Context: My fellowship project would be to incubate two ‘social enterprises’, Faircare and Resilience Insurance. They both share the dual goals of profitability and social impact, but they otherwise differ in a number of ways. Faircare is a matching service between domestic workers and values-driven employers who need nannies, elder caregivers or housekeepers. The service would accomplish multiple goals: it would represent a source of valuable information and services to families struggling to meet their care obligations; provide domestic workers with access to responsible employers who offer decent working conditions; and benefit NDWA by generating earned revenue for the organization as well as serving as a mechanism for member recruitment and engagement. In addition, Faircare.com would serve as a “high road” business model that highlights the role of fair US labor conditions, an issue that is largely absent from the recent trends in values-based consumption.
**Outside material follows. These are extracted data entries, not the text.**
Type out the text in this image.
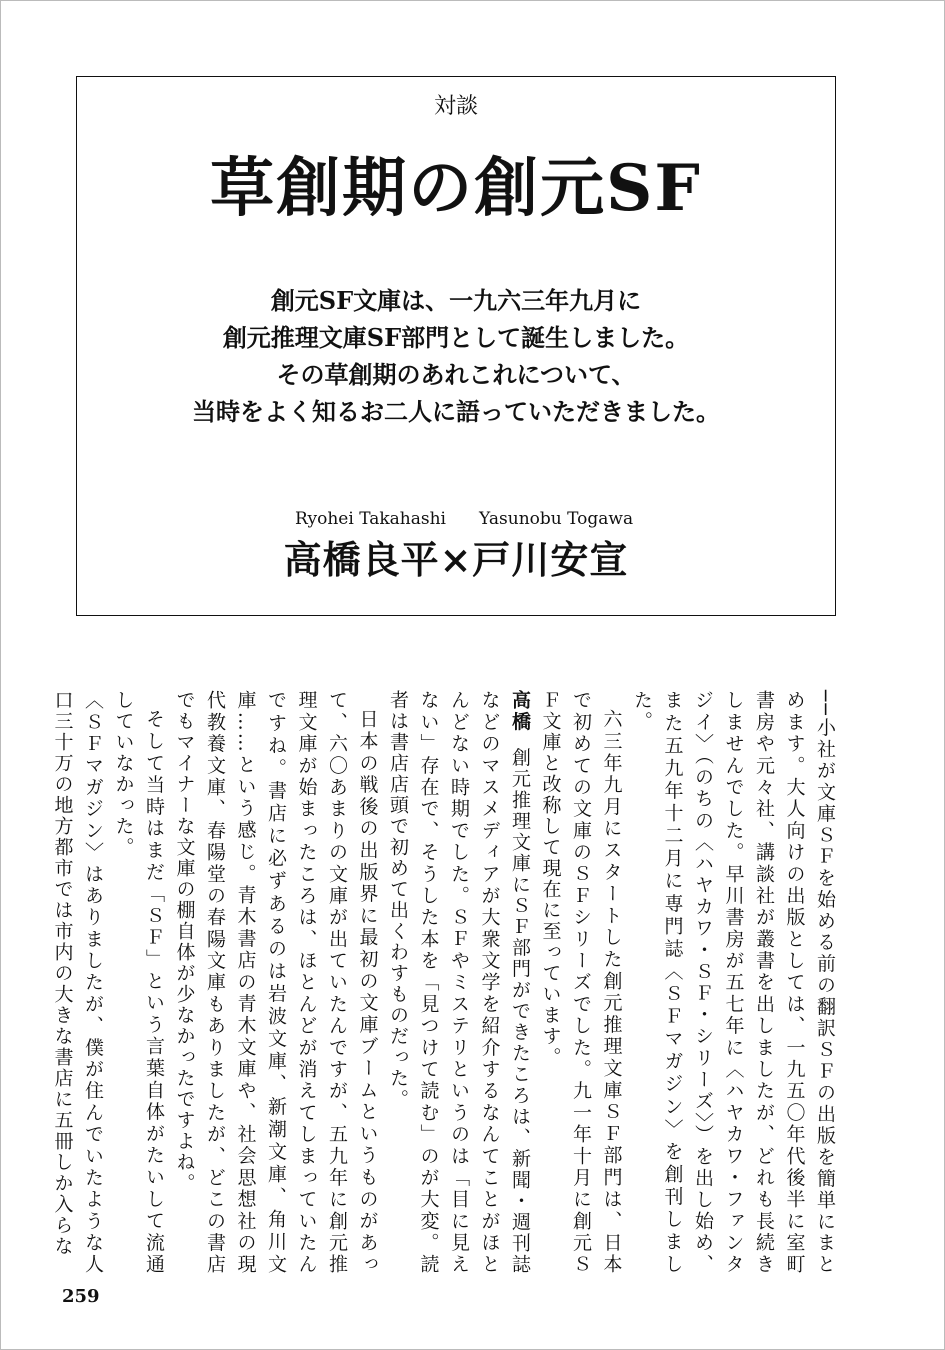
対談
草創期の創元SF
創元SF文庫は、一九六三年九月に
創元推理文庫SF部門として誕生しました。
その草創期のあれこれについて、
当時をよく知るお二人に語っていただきました。
Ryohei Takahashi Yasunobu Togawa
高橋良平×戸川安宣

──小社が文庫ＳＦを始める前の翻訳ＳＦの出版を簡単にまとめます。大人向けの出版としては、一九五〇年代後半に室町書房や元々社、講談社が叢書を出しましたが、どれも長続きしませんでした。早川書房が五七年に〈ハヤカワ・ファンタジイ〉（のちの〈ハヤカワ・ＳＦ・シリーズ〉）を出し始め、また五九年十二月に専門誌〈ＳＦマガジン〉を創刊しました。

六三年九月にスタートした創元推理文庫ＳＦ部門は、日本で初めての文庫のＳＦシリーズでした。九一年十月に創元ＳＦ文庫と改称して現在に至っています。

高橋創元推理文庫にＳＦ部門ができたころは、新聞・週刊誌などのマスメディアが大衆文学を紹介するなんてことがほとんどない時期でした。ＳＦやミステリというのは「目に見えない」存在で、そうした本を「見つけて読む」のが大変。読者は書店店頭で初めて出くわすものだった。

日本の戦後の出版界に最初の文庫ブームというものがあって、六〇あまりの文庫が出ていたんですが、五九年に創元推理文庫が始まったころは、ほとんどが消えてしまっていたんですね。書店に必ずあるのは岩波文庫、新潮文庫、角川文庫……という感じ。青木書店の青木文庫や、社会思想社の現代教養文庫、春陽堂の春陽文庫もありましたが、どこの書店でもマイナーな文庫の棚自体が少なかったですよね。

そして当時はまだ「ＳＦ」という言葉自体がたいして流通していなかった。

〈ＳＦマガジン〉はありましたが、僕が住んでいたような人口三十万の地方都市では市内の大きな書店に五冊しか入らな

259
Resilience Insurance is a combined construction and insurance facility designed to make vulnerable communities more better able to withstand hurricanes and other extreme weather events. It has the potential to be applied in a number of locations, but I am focused on testing this approach in six states in the Southeast and Gulf Coast regions of the United States.
Provocative Proposition: Both Faircare.com and Resilience Insurance are social enterprises that have the potential to transform the way services are delivered to vulnerable communities, and the way government and membership organizations seek to empower their constituents.
Bio: Prior to becoming a Fellow, Margot Brandenburg was a Senior Associate Director and Team Leader at the Rockefeller Foundation. She worked on program initiatives that pertain broadly to economic development and low-wage workers, including managing the Foundation’s impact investing initiative. She has also been responsible for an initiative on green jobs, which focuses on models for using energy efficiency retrofits and other areas of the clean economy to create and sustain good jobs for low-income workers at scale.
Prior to joining the foundation, Ms. Brandenburg worked in the fields of microfinance and community development finance. She has held positions at Shorebank, the Microfinance Information Exchange (MIX) and the African Development Bank, and has advised microfinance and community development institutions in the US and Africa. She also chairs the Board of Brooklyn Cooperative Credit Union and is Adjunct Faculty at the Stern School of Business at NYU.